On one hand, the data seemed to show that local programming, much of it created by volunteers with little training or in small stations with low budgets, was driving some of the audience away.  Quality, in stations with trained staff and better equipment, was what the audience wanted, or so the NFCB thought.  In 2008, community radio station KRCL in Salt Lake City fired many of its volunteer staff and replaced them with professional hosts.

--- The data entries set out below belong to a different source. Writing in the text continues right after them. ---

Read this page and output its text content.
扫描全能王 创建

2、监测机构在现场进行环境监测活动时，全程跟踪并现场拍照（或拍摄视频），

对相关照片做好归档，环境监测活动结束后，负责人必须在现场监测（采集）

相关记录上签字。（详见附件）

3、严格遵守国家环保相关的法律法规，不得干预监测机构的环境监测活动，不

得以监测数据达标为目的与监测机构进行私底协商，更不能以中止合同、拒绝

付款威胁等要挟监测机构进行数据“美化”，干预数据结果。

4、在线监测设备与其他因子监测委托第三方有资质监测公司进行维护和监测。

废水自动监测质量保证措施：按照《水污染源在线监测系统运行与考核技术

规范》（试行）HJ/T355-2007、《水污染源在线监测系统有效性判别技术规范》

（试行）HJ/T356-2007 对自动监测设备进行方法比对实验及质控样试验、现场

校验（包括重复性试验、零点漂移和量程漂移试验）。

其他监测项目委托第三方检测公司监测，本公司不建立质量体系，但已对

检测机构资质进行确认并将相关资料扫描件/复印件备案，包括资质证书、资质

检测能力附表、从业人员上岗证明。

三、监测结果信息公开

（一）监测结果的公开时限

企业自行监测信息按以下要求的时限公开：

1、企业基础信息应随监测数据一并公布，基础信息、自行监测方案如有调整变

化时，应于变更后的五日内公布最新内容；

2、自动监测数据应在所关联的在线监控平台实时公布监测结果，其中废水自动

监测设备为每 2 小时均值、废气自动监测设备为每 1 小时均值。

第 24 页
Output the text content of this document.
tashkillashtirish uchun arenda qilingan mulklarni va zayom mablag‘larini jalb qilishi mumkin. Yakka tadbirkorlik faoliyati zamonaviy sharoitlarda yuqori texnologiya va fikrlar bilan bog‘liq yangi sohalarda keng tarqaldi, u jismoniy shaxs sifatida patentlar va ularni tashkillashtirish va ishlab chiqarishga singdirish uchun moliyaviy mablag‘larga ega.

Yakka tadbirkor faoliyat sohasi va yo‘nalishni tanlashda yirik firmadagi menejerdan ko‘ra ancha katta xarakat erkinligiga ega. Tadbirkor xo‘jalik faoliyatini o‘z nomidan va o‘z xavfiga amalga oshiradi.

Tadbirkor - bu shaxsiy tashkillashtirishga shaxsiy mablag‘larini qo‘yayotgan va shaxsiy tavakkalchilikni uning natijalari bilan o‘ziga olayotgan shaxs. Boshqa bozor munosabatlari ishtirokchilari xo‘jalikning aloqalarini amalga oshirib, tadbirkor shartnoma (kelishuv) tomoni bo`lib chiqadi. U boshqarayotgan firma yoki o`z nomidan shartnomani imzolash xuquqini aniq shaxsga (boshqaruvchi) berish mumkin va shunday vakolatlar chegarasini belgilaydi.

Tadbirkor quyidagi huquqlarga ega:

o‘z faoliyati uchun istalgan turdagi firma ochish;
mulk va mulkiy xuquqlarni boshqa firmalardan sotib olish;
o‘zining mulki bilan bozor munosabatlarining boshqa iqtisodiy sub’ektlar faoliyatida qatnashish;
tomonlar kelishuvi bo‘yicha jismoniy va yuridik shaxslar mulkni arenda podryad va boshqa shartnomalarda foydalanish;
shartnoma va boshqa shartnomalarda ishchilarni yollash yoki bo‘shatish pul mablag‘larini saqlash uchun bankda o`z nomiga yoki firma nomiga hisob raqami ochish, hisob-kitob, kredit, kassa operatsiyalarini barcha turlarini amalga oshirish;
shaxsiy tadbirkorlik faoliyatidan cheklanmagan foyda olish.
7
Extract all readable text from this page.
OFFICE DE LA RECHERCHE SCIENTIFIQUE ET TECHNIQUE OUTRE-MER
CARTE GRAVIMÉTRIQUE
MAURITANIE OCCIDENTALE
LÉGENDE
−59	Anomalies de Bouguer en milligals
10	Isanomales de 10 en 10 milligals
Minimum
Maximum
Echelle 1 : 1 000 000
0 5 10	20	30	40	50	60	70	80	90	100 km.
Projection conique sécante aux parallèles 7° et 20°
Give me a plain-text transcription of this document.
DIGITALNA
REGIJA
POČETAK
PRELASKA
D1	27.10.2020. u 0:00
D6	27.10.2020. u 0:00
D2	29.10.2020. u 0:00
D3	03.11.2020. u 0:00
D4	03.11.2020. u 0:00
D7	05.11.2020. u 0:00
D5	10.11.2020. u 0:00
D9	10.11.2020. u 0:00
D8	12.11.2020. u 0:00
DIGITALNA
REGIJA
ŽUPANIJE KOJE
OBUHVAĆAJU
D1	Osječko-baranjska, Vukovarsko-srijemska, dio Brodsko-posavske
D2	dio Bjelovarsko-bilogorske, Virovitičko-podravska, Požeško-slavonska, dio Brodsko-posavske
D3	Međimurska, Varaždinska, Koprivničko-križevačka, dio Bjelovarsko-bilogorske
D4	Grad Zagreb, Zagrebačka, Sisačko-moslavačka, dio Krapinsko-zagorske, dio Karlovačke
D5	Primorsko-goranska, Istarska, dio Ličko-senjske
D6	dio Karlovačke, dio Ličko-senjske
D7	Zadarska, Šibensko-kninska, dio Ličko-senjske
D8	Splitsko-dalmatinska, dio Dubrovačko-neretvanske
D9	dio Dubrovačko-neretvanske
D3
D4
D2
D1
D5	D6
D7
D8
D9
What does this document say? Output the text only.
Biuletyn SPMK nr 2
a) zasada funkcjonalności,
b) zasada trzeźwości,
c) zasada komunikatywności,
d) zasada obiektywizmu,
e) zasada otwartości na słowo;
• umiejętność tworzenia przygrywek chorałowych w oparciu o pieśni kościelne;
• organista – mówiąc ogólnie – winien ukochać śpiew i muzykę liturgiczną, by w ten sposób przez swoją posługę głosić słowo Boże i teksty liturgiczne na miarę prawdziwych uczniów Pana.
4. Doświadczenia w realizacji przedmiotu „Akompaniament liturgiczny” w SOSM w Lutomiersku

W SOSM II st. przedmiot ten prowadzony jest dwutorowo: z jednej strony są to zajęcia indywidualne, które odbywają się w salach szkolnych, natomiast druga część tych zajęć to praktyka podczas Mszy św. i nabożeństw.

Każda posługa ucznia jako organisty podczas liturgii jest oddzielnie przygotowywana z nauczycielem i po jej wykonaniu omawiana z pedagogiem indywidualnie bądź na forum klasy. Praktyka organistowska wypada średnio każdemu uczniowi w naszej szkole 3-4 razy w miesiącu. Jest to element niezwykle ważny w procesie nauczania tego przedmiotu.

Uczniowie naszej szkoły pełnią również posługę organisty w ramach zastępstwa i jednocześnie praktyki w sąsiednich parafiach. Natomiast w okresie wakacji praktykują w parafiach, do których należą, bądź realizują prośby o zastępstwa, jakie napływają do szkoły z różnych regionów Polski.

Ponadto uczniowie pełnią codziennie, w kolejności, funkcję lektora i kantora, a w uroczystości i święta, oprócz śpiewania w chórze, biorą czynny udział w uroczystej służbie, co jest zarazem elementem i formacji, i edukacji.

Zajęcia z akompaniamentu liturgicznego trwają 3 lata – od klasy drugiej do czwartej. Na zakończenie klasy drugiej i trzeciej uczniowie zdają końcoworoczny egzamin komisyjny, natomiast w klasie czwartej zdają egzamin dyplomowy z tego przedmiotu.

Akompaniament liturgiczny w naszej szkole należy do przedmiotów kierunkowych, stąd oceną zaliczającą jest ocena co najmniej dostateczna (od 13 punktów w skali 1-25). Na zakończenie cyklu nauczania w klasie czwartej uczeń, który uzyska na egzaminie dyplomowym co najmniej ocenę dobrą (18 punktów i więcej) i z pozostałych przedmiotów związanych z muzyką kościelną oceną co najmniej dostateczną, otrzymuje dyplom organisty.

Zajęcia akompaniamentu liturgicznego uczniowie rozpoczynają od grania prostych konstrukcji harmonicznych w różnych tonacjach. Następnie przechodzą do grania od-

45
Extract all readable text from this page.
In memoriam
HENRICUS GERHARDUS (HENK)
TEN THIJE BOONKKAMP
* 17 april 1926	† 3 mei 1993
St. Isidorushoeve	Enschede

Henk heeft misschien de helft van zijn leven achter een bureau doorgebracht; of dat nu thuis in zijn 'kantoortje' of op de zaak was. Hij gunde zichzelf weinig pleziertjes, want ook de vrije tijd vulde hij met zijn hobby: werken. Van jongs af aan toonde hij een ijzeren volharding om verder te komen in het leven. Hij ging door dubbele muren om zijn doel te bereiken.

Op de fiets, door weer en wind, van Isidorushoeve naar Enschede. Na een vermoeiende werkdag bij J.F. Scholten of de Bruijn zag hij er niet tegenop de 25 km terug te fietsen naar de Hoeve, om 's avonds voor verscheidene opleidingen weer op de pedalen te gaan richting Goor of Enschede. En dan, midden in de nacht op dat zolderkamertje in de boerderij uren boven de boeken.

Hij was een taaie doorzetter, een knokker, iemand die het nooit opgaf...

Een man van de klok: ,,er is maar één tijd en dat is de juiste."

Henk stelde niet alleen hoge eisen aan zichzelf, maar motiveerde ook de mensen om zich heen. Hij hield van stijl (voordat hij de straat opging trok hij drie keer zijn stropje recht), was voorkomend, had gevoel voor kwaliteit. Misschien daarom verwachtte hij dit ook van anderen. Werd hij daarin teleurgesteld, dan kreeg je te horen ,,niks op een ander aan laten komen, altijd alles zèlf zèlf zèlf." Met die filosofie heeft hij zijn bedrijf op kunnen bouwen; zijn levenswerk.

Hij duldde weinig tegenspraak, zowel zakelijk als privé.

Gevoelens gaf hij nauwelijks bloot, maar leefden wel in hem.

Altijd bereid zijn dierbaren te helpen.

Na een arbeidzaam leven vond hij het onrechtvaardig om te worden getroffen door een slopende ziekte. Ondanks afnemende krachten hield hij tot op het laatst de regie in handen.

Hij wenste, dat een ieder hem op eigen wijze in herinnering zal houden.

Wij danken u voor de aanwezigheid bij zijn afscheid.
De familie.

But on the other, many stations rejected the idea of diluting a local identity they had spent years growing from nothing and were quite proud of.  Their audiences were very protective of the look and sound of their local stations and didn’t care if they didn’t have the “polish”.  KBOO in Portland, for example, has a reputation as one of the fiercest defenders of it’s identity, whether from outside or from within.

There was a backlash, and the Healthy Stations Project died.

As I go through these websites, and see the variation in their look and feel, three things stand out;

1.  Many stations do share a “corporate” look.
2.  Many stations don’t
3.  All of the websites I’m looking at are for NPR member stations

I’m curious to know if you know whether stations that haven’t adopted one of the half-dozen or so prevailing templates are struggling to keep their own identity as NPR member stations, or if NPR is letting them be?